L’un des avantages de cette évolution est d’aider à démystifier l’idée, que l’on entend parfois aux États-Unis, que l’amélioration des relations avec Israël – les soi-disant « accords d’Abraham » – représente un progrès et même un pas vers la paix israélo-palestinienne. Au contraire, une telle amélioration est une alternative à Israël pour faire la paix avec les Palestiniens. C’est une façon pour Israël de jouir, et d’être vu par le monde comme jouissant, de relations pleines avec ses voisins régionaux tout en poursuivant l’assujettissement des Palestiniens et l’occupation de leur territoire. Étant donné la propension israélienne à considérer ces accords comme le cœur d’une alliance anti-iranienne, ces supposés « accords de paix » ont également aiguisé les lignes de conflit dans le golfe Persique.
Une implication pour les États-Unis est qu’ils devraient se débarrasser de la fixation, qui a caractérisé les administrations Trump et Biden, sur la recherche de plus d’accords de normalisation entre Israël et les gouvernements arabes. Compte tenu des autres circonstances dans la région, y compris ce qui se passe à Gaza, de tels accords ne font rien pour faire progresser la paix et la sécurité au Moyen-Orient ou d’autres intérêts américains.
Une autre implication découle de la diminution de la valeur que les gouvernements arabes accordent presque certainement à la coopération en matière de sécurité avec les États-Unis. Les doutes arabes sur cette valeur ont été stimulés en 2019 par la non-réponse des États-Unis à une attaque iranienne contre des installations pétrolières saoudiennes (qui faisait partie de la réponse iranienne à la politique de « pression maximale » de l’administration Trump, réaffirmée lors du second mandat de Trump, qui visait à couper les exportations de pétrole de l’Iran). L’attaque israélienne au Qatar, un petit État qui avait implicitement placé une grande partie de sa sécurité entre les mains des États-Unis, a amplifié les doutes arabes. Les États-Unis devront peut-être se préparer à un accès militaire moindre aux territoires arabes.

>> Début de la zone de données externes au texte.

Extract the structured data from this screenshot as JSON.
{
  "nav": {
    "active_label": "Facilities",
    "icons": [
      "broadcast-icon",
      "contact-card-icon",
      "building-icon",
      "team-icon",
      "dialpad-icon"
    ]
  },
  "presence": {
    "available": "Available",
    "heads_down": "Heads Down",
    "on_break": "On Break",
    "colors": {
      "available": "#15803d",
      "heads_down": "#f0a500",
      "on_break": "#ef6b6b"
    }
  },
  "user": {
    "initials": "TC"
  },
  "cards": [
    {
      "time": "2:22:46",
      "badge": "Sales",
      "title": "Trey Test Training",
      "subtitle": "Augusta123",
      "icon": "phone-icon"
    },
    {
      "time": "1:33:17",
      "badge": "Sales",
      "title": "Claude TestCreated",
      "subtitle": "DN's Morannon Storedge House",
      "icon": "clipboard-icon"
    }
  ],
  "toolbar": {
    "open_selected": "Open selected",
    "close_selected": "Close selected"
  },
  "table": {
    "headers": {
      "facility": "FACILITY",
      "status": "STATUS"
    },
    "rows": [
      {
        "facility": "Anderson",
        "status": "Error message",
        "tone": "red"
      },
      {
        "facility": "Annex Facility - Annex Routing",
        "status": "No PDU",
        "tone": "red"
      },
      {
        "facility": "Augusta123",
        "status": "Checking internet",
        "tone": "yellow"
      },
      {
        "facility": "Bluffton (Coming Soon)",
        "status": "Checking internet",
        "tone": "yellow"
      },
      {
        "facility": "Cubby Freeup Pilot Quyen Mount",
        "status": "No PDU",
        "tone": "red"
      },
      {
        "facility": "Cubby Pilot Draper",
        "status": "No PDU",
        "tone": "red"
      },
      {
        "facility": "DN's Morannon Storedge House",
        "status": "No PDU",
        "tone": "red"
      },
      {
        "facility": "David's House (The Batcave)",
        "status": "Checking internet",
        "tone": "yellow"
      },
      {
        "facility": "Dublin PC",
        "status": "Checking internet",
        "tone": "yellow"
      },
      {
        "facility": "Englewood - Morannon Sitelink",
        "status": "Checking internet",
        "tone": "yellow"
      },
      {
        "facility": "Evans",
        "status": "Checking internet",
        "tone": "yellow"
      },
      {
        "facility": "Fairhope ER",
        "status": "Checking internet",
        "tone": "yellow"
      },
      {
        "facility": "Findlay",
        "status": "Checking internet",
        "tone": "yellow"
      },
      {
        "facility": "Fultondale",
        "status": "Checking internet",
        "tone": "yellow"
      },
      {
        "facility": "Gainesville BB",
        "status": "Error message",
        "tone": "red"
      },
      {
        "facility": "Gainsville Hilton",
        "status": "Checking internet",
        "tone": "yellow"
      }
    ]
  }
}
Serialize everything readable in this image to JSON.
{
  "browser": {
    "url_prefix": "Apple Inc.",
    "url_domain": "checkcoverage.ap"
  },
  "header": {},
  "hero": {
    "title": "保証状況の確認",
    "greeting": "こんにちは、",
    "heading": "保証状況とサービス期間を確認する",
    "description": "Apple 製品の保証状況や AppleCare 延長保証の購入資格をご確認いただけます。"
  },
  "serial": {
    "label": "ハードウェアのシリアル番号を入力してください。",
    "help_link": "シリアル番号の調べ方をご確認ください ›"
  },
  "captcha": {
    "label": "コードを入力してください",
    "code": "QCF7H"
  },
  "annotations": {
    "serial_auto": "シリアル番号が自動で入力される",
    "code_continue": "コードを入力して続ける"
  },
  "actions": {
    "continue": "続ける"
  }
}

Il est bon pour les intérêts américains qu’un nouvel accord de sécurité formel avec un État arabe, comme celui que l’administration Biden a poursuivi avec l’Arabie saoudite, soit devenu moins probable qu’auparavant. Cette évolution contribue à minimiser le risque que les États-Unis soient pris au piège de conflits dont ils ne sont pas responsables. Mais comme l’illustre l’épisode du Qatar, même une simple garantie implicite entraîne des coûts et des risques. Alors qu’Israël s’apprête à répéter de telles attaques n’importe où dans la région, les États-Unis, en raison de leur association étroite avec Israël, pourraient à nouveau se retrouver dans une position difficile.
Les États-Unis doivent aller au-delà du mantra familier selon lequel l’Iran est censé être la plus grande source d’instabilité au Moyen-Orient. Il doit considérer qu’ un autre État a réellement déclenché plus de guerres et attaqué plus de nations – et tue actuellement plus de civils – que tout autre État de la région, et réévaluer fondamentalement sa relation avec cet État.